No doubt, too, apart from the genuine services it provided for the international insurance market and the shipping industry, Lloyd's was also a machine for protecting the fortunes of some very rich people. It may be a lot less true than it was, but it is still too true.
Less obvious, Lloyd's was an example of how heavily dependent many British businessmen had become on a country they hardly understood. Fatally, Lloyd's failed to understand, not only that asbestos fibre is lethal, and that the illness may not show for 20 years, but also that the US courts' attitude to environmental danger and to the value of individual lives had changed, so that damages in tort litigation had gone through the roof.
Most fatal of all, though, was the instinct for secrecy. Again, Lloyd's did try to be more open in the 1990s, but too little, and far too late. By then, too many things that could not be admitted were going on - as past litigation has revealed. Transparency was not an option.
No doubt those responsible for running Lloyd's honestly believed they were acting in the best interests, not just of Lloyd's, but of the City and of Britain itself.
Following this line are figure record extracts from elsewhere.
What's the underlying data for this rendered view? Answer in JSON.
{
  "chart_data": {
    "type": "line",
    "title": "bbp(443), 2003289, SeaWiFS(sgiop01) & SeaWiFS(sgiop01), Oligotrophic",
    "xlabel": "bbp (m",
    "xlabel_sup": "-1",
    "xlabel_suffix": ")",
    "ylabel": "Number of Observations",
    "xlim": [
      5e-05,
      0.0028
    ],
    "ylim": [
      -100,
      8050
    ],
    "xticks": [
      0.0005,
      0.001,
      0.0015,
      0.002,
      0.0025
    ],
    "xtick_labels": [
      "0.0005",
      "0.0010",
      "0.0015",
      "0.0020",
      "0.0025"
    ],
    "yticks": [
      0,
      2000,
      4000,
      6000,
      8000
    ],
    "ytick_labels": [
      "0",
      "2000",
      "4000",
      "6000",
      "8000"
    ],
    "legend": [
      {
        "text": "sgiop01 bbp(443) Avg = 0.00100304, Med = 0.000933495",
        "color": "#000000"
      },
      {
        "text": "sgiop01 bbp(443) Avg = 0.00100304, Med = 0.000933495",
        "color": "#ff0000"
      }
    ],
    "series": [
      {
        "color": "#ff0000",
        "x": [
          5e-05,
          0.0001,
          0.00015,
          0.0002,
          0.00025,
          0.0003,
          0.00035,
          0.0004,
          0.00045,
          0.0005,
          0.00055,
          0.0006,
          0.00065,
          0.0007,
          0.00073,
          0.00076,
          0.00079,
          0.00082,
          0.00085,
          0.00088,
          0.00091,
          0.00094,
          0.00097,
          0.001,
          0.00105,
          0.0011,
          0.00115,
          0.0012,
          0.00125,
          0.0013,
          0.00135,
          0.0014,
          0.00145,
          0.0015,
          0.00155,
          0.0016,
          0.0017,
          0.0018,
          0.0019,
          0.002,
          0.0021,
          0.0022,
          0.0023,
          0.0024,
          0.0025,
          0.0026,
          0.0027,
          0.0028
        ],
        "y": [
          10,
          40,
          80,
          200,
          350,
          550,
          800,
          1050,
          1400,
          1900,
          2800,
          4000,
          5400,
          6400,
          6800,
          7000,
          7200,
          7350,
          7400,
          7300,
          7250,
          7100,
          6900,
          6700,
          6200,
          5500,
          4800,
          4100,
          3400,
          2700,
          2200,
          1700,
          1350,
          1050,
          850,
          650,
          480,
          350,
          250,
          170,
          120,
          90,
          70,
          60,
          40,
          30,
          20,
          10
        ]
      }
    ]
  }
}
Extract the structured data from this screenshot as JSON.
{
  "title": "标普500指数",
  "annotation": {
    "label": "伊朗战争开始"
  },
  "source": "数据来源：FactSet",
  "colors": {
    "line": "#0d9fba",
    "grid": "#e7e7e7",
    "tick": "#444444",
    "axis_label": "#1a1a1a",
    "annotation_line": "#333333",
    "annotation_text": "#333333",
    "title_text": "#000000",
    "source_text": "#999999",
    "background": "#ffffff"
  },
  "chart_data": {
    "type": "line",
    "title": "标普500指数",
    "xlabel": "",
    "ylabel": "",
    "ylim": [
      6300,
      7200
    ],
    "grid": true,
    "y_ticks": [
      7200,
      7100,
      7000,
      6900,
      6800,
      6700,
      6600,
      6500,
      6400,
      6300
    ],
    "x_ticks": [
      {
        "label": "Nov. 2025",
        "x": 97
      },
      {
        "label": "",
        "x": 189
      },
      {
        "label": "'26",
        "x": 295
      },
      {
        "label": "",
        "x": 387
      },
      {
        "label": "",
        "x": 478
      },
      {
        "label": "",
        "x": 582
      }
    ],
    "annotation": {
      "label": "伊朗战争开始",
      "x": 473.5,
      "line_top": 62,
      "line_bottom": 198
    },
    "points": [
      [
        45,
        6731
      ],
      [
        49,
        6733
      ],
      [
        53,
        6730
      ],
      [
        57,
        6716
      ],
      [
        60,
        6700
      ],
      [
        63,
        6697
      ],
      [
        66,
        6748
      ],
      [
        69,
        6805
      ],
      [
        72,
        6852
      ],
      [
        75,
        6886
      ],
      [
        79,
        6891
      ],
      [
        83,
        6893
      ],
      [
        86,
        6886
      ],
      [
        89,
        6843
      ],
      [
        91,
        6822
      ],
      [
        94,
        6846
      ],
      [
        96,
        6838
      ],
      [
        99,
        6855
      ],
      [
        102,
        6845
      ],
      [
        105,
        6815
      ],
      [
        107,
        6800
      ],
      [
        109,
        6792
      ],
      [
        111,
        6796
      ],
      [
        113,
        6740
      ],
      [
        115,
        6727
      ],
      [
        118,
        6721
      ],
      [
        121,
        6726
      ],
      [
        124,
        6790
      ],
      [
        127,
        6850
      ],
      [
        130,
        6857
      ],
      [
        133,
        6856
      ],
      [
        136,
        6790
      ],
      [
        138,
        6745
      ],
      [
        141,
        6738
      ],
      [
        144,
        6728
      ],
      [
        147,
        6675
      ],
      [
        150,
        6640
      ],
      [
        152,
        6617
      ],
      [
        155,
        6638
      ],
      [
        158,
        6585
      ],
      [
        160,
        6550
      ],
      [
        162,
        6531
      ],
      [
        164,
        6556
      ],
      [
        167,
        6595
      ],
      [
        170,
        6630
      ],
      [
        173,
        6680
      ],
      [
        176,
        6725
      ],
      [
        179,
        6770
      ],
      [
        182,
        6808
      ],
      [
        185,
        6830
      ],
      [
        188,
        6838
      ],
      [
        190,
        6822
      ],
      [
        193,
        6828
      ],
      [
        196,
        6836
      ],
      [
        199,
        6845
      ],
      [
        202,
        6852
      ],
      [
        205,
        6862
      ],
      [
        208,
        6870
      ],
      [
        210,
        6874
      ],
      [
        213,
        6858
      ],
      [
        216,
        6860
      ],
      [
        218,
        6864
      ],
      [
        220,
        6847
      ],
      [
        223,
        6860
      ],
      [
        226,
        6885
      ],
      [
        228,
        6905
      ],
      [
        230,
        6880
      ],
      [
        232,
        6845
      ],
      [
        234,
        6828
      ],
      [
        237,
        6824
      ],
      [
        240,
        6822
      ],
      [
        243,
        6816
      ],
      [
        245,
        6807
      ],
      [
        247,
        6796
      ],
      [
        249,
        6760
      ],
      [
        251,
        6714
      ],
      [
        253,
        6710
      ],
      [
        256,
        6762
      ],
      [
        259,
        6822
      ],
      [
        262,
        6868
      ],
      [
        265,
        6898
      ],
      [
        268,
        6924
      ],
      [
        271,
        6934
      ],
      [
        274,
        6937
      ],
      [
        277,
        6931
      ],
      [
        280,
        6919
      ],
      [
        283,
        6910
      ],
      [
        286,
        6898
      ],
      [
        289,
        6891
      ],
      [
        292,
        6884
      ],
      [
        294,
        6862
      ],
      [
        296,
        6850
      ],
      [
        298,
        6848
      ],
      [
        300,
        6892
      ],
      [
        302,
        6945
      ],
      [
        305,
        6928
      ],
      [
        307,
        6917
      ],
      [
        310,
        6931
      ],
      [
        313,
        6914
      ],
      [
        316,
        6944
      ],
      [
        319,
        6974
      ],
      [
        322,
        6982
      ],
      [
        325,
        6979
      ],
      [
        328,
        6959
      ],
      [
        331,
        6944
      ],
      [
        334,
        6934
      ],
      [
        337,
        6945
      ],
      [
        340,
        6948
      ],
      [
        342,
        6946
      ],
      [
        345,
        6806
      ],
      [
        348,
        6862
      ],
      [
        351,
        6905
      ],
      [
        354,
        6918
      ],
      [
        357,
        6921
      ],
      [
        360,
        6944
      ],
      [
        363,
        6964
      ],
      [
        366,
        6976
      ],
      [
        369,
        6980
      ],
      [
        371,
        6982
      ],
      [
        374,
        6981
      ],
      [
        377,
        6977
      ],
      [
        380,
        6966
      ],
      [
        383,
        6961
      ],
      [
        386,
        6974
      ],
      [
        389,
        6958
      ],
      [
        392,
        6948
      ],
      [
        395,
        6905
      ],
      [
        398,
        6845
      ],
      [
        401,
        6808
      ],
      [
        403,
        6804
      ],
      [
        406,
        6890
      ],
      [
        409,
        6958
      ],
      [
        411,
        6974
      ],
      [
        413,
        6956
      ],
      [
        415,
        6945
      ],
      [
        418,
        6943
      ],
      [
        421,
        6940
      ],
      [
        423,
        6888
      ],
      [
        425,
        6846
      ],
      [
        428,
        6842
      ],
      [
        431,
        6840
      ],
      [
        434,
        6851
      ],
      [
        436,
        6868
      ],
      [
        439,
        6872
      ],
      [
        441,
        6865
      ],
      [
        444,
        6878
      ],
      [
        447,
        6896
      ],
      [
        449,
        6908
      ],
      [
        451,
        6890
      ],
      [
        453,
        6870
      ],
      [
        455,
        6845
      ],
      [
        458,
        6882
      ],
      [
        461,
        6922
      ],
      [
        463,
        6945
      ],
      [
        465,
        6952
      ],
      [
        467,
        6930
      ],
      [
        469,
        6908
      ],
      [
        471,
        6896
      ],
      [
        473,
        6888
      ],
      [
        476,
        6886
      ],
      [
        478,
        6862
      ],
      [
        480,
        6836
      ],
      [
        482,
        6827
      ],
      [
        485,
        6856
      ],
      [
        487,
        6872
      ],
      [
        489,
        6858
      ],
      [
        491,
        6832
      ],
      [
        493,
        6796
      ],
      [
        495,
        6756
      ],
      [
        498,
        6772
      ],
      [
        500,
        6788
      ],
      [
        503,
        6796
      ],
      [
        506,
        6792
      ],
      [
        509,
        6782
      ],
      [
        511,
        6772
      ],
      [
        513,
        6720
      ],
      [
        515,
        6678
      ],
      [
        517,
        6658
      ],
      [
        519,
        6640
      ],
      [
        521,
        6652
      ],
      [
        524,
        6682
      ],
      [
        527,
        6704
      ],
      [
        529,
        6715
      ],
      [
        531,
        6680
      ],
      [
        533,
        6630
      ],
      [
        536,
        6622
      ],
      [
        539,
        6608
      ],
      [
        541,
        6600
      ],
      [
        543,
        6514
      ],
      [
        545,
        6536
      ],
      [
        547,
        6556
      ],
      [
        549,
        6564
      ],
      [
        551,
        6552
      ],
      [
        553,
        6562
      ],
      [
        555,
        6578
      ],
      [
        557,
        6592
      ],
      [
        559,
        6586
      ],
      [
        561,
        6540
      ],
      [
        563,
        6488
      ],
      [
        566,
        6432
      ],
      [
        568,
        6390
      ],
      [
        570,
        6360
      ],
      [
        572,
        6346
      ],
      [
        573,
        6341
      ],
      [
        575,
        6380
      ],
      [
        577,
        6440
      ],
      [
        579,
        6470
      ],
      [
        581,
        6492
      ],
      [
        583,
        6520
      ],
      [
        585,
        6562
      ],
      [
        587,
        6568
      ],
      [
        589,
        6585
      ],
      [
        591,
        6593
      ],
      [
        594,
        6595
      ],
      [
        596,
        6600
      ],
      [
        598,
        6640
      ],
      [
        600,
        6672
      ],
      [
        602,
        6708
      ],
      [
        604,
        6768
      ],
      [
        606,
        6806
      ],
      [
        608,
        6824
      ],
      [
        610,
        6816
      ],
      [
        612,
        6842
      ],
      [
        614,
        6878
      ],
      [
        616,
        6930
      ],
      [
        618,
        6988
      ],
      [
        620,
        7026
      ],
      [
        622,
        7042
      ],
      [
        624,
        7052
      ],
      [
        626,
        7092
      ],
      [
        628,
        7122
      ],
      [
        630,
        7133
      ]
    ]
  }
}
Indeed, in a confused sort of way they came close to identifying themselves with the country.
By trying to hang on to an Edwardian dream of national greatness, they ended up not only losing their friends an awful lot of money, but also bringing the country and its institutions into considerable disrepute. Anyone who doubts that might take a look at an American website called "Lliars of London", now renamed "The Truth About Lloyd's". This presents a harshly unfriendly view, not only of Lloyd's, but also of British institutions generally.
Its contributors are particularly cross that Lloyd's insists that its Names must agree to litigate in Britain. What US citizens find in English courts, it says, for example, is that "they have been reduced to being British colonial subjects again."
The British courts, these American litigants baldly state, "are there to carry out the will of the establishment, protecting the interests of the British social and financial oligarchy".
Whether or not you buy that, Lloyd's is on the rocks. The number of individual Names has fallen from over 32,000 to under 4,000. Corporate capital now supplies more than 70% of the market's financial capacity. At best, Lloyd's will soon be utterly changed. At worst, it is quite possible that it will simply disappear, or become one of those vestigial institutions whose "greatness" we go on about for decades after they have ceased to be great by any objective standard.
The Lloyd's debacle simply could not have happened if business partners, investors, clients, the media, regulators, journalists and the general public had been allowed to know more, and to know it in good time. A society that insists on blundering around in the dark is always going to stub its toes on the sharp corners of the bedroom furniture.